Open Society Justice Initiative Welcomes Revocation of ICC Executive Order
NEW YORK—Today, the Biden administration rescinded a Trump-era executive order that authorized economic sanctions and severe civil and criminal penalties against those who support the International Criminal Court (ICC). This action also removed sanctions placed on the current ICC Prosecutor and a top aide.
In October 2020, the Open Society Justice Initiative and four law professors—Diane Marie Amann, Margaret deGuzman, Gabor Rona, and Milena Sterio—filed the first lawsuit to challenge Executive Order 13928. The suit argues that the executive order violates plaintiffs’ constitutional rights, including freedom of speech, and prevents them from carrying out the work they usually undertake in support of international justice.
The withdrawal of the order fortuitously comes just days before the government’s response was due in the case, and after a federal court issued an injunction preventing the government from enforcing the order against the plaintiffs, on the grounds that it was likely unconstitutional.

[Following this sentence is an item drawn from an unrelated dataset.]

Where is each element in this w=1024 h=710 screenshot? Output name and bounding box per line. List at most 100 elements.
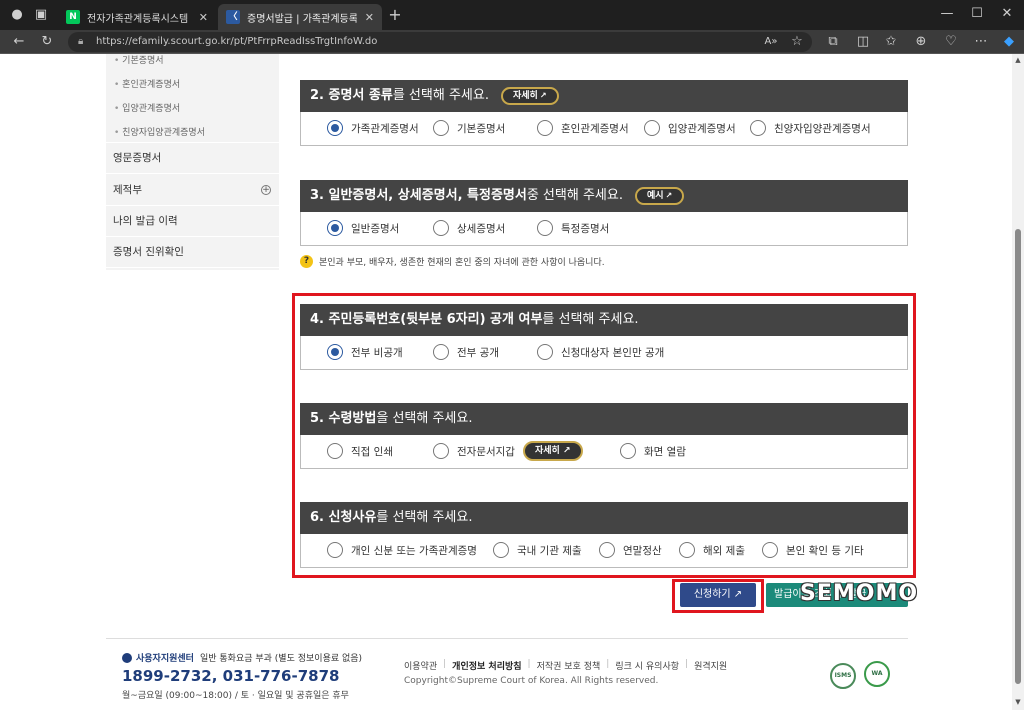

“The United States has a long history of using sanctions to punish human rights abusers, but never before was this tool used to punish an independent court that seeks justice for victims of atrocities,” said James A. Goldston, executive director of the Open Society Justice Initiative. “We welcome this step by the Biden administration to demonstrate its commitment to human rights, international justice and the restoration of U.S. ideals. We look forward to resuming our work with the Court.”
The ICC, based in The Hague, the Netherlands, was created by the Rome Statute of the ICC. The ICC may exercise jurisdiction over the investigation and prosecution of individuals accused of war crimes, crimes against humanity, and genocide.
The plaintiffs are represented by a team of lawyers at Foley Hoag LLP, led by Andrew Loewenstein.